Although the situation is somewhat stabilized in Kashechewan and news about the living conditions on First Nations has fallen off the front page, Toulouse hopes the problems won't be forgotten by the Canadian people.
"Just because this was front page and headline news some time ago, Canadians in general shouldn't forget about or relinquish their outrage with regard to the plight of the First Nation communities across Ontario and across this country."
He also hopes the commitment the provincial and federal governments showed in their handling of the crisis in Kashechewan will extend to other First Nations as well, because the problems that exist can't be fixed by addressing them in just one community.
"We're not going away, so I don't' think the situation is going away" Toulouse said. "I think the federal and provincial governments are really, again, way out to lunch if they think doing this one community is going to resolve First Nation issues and concerns."
The need for infrastructure improvements in First Nation communities across Ontario is quite significant, Toulouse said, but a lasting solution to problems like those experienced in Kashechewan needs more than just an influx of government money to repair schools, houses and water treatment plants.
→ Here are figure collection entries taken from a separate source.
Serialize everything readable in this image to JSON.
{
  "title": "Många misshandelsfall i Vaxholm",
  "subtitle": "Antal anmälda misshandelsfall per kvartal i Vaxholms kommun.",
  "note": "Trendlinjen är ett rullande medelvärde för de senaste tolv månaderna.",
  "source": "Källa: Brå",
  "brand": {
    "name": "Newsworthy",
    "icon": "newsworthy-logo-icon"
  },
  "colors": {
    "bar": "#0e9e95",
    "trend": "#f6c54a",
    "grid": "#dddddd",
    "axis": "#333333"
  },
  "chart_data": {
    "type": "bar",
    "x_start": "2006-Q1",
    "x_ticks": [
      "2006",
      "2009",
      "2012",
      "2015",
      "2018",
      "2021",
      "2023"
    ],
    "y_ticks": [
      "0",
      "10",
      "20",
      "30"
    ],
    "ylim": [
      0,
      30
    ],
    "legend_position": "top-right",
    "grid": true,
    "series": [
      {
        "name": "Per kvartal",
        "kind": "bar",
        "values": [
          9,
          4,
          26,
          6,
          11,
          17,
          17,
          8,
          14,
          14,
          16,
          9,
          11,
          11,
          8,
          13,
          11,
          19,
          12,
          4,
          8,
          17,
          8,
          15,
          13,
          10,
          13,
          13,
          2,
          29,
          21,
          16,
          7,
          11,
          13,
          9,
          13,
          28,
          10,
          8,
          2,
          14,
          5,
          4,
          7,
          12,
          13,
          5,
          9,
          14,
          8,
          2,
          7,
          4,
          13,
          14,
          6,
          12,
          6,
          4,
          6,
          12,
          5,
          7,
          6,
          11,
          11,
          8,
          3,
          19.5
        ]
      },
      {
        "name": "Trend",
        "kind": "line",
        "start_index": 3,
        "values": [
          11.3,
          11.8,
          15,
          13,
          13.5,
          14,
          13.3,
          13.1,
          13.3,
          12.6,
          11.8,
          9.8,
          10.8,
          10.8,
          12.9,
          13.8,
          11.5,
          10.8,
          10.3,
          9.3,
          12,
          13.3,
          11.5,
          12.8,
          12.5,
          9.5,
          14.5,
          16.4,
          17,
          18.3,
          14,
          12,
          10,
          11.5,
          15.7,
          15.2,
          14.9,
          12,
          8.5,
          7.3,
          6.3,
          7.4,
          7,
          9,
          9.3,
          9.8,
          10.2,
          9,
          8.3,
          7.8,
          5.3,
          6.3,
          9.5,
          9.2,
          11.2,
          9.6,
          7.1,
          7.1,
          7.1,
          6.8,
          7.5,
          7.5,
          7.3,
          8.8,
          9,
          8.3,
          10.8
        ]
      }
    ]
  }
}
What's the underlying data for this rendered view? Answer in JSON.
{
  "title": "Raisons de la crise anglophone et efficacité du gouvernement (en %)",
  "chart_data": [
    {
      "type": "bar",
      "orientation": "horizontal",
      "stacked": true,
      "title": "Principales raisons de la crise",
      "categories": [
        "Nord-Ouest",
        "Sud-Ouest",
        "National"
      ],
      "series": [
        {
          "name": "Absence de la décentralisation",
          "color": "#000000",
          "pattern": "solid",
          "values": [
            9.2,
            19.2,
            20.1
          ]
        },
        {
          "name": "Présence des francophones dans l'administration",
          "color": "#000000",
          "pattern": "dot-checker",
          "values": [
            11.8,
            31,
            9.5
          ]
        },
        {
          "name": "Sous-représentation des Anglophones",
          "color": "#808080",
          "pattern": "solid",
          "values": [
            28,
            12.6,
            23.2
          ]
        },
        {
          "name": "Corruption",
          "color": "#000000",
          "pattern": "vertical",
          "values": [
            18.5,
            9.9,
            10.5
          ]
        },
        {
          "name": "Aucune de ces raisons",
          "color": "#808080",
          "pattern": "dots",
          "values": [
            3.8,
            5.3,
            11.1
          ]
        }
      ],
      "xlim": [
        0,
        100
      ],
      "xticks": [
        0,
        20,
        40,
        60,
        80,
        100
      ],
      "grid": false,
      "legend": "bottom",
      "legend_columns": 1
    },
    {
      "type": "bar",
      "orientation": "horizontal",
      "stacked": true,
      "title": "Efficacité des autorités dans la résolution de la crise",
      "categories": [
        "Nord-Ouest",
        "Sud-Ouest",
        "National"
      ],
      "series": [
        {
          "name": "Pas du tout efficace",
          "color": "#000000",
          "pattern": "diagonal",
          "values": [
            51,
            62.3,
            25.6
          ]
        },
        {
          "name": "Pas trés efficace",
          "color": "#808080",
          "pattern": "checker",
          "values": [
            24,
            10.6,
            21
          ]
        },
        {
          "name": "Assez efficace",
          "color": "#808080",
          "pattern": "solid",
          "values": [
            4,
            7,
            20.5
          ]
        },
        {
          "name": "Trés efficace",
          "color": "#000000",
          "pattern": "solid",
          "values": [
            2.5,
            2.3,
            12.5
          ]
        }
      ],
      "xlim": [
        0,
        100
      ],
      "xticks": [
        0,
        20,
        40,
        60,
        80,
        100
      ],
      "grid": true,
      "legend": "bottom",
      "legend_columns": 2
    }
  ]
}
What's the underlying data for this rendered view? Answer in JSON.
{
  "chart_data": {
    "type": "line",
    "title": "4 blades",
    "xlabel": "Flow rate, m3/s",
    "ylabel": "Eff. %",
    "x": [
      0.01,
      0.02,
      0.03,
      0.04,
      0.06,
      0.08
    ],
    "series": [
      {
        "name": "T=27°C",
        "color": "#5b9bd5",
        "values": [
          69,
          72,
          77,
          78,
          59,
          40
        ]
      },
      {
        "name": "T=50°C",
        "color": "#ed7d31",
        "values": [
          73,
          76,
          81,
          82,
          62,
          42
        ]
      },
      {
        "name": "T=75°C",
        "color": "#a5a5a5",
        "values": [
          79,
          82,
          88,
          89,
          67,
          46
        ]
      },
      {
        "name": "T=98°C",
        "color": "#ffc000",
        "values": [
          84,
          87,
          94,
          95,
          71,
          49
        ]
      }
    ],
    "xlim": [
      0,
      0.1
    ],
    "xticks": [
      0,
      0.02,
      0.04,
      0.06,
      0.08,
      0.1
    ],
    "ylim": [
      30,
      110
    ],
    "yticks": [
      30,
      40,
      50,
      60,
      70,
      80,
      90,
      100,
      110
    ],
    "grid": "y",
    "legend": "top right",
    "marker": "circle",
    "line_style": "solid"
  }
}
What are also needed, he said, are some fundamental changes in the relationship between First Nations and federal and provincial governments. Recognition of First Nations governments and allowing First Nations to share in the revenues earned from resources taken from their traditional territories would go a long way toward closing the gap between First Nations and the rest of the country, he said.
These types of changes in relationship are included in the First Nations-Federal Crown Political Accord on the Recognition and Implementation of First Nations Governments, finalized in May during a meeting between Prime Minister Paul Martin, key cabinet ministers, AFN National Chief Phil Fontaine and a number of AFN officials. An implementation plan designed to help meet the objectives of the accord was developed at the First Ministers and National Aboriginal Leaders Meeting held in Kelowna, B.C. in November.
"Talks about the responsible and long-term action by federal and provincial government leaders really has to start with talking and sitting down with First Nation leaders. We're part of the solution and yet there seems to be this whole government bureaucracy that believes that only they can provide the solutions without talking to First Nation leadership," he said. "We're sick and tired. We've been there, done that, for many, many years. And I think First Nation leadership throughout the province and this country, I think, are saying, let's talk about this new relationship, since they keep talking about it, but not the status quo. Not what we've seen for the past 100 and some years ... nothing's really changed. But to sit down and talk about the jurisdictions and talk about the rights we have, I think, are part of the solution to a lot of the crises that we've seen in Kashechewan and in many other communities."